A look at sales, measured 3 ways


- by New Deal democrat

The NBER defines a recession as a pronounced downturn in production, sales, employment, and income. Although the last three years have by no means been good times for Joe and Jane Sixpack, the fact remains that employment and real income did turn up, and made new post-recession highs as of their last report.

Although, as per the weekly reports of same store sales and Gallup's conumser spending I post each Saturday, the YoY percentage increase in sales has remained positive, the fact remains that YoY data must be used with consideration that it will lag turning points as compared with seasonally adjusted monthly data. And the seasonally adjusted monthly sales data has generally been flat this year.

Monthly sales can be measured three ways: real retail sales, personal consumption expenditures, and manufacturing and trade sales. ECRI focused several defenses of its recession call one year ago on a downturn in the last of these. So let's look at where each stands as of the last report. The graph below shows real retail sales (red), PCE's (blue), and manufacturing and trade sales (green, right scale):



Note that only real PCE's have continued to make new highs. Real retail sales peaked in March and declined significantly until rebounding - but not to a new high - last month (they are still -0.3% below that peak). The comparison here is actually positive, since PCE's tend to decline faster going into a recession than retail sales.

Lakshman Achuthan has indicated that manufacturing and trade sales are ECRI's preferred metric. In the graph above, you can see that they appeared to peak in December of last year, but then made a slightly higher peak in May. They are -0.2% off that peak as of now.

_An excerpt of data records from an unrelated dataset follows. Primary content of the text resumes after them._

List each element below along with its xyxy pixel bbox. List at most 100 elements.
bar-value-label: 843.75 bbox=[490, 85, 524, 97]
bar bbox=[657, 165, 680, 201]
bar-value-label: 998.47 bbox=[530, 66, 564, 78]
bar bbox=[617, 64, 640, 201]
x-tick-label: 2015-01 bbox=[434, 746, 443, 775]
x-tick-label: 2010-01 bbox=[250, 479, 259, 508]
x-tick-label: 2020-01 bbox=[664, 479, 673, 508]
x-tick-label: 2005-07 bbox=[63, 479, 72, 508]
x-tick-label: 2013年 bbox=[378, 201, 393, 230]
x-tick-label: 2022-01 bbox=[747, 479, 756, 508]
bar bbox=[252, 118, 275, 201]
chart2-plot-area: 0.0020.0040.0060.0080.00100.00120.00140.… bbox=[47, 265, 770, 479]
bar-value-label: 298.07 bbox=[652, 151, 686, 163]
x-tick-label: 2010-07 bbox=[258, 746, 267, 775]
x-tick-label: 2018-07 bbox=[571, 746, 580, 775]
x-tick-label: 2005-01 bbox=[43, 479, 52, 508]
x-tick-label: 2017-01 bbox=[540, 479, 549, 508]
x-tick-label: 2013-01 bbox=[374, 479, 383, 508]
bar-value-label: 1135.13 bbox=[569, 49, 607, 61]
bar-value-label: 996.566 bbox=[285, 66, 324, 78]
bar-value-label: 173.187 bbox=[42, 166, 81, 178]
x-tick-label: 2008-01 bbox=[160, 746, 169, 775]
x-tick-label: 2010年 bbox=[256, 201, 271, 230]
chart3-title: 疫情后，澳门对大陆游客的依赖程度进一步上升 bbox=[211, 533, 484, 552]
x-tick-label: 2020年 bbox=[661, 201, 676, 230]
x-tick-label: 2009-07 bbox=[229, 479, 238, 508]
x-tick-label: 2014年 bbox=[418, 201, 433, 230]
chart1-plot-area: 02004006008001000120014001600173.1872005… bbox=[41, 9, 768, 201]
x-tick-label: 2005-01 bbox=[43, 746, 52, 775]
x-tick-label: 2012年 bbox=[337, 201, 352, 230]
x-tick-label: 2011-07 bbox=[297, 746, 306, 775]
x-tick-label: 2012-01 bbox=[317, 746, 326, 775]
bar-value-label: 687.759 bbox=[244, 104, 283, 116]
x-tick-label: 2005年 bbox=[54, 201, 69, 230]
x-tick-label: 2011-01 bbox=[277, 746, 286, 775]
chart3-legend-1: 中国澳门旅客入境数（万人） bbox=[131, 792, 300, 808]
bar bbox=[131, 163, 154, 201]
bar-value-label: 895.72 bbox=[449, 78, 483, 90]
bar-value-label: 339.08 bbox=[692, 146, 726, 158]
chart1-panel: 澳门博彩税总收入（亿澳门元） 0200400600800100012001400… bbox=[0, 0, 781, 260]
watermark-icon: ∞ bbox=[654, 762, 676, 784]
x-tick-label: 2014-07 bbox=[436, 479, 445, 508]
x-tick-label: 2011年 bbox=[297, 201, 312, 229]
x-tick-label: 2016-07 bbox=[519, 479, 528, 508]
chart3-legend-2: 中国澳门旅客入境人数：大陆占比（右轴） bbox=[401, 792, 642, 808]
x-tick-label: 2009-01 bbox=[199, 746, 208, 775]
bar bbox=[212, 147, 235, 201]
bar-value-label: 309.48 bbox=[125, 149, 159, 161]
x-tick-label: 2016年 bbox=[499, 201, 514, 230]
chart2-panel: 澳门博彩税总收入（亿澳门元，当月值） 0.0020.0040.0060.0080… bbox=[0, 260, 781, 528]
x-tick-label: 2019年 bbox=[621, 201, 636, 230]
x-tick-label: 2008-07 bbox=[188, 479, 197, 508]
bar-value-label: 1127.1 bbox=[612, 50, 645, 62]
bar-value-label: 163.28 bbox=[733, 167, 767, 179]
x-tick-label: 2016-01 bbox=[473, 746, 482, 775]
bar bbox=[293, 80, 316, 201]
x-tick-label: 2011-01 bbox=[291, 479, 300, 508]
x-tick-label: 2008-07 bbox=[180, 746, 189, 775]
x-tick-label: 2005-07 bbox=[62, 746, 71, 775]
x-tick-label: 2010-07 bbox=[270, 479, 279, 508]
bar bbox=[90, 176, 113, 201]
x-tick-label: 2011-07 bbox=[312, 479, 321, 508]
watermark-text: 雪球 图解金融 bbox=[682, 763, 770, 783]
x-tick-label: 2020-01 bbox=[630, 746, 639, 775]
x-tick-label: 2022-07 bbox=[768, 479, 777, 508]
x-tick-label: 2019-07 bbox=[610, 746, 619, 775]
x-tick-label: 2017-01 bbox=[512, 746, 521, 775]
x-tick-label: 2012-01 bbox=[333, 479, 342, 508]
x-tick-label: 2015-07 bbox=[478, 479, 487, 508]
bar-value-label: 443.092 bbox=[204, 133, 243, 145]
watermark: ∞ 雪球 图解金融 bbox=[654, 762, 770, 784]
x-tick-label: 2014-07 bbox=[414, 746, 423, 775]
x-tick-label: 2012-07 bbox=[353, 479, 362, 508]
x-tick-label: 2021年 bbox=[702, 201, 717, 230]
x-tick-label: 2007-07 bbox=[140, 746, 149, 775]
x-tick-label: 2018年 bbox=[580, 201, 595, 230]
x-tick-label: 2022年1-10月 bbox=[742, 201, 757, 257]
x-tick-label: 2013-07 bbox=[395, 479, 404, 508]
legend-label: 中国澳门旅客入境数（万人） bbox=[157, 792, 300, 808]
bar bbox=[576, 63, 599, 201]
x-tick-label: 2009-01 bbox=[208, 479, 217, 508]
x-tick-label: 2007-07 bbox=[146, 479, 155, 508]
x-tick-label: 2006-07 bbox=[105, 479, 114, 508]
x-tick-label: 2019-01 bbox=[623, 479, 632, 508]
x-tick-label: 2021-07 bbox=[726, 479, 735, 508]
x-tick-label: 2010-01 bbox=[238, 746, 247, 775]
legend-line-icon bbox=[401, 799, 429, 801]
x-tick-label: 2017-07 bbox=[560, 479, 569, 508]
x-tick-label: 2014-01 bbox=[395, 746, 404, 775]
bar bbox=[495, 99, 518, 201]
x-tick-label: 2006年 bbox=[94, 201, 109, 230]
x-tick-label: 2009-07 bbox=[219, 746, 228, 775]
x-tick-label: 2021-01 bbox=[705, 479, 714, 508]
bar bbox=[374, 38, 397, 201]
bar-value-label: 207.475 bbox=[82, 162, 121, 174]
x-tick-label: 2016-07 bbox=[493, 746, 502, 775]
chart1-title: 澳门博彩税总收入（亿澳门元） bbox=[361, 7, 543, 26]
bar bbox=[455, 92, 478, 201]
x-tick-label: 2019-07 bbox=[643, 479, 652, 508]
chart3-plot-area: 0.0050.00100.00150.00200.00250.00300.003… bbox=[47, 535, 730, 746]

The lack of growth in sales in the last half year is not such a downturn that necessarily means recession. At the same time, it is definitely a concern, since sales lead employment, and more particularly real retail sales (blue below, left scale) are a very good leading indicator for payrolls (red, right scale), as to which here is the most recent comparison:



Note that the blue line (real retail sales) always changes direction before the red line (nonfarm payrolls). An actual negative print in one of the two payrolls reports before the November election is a distinct possibility, and is one of the few things that could change the dynamic of that election profoundly.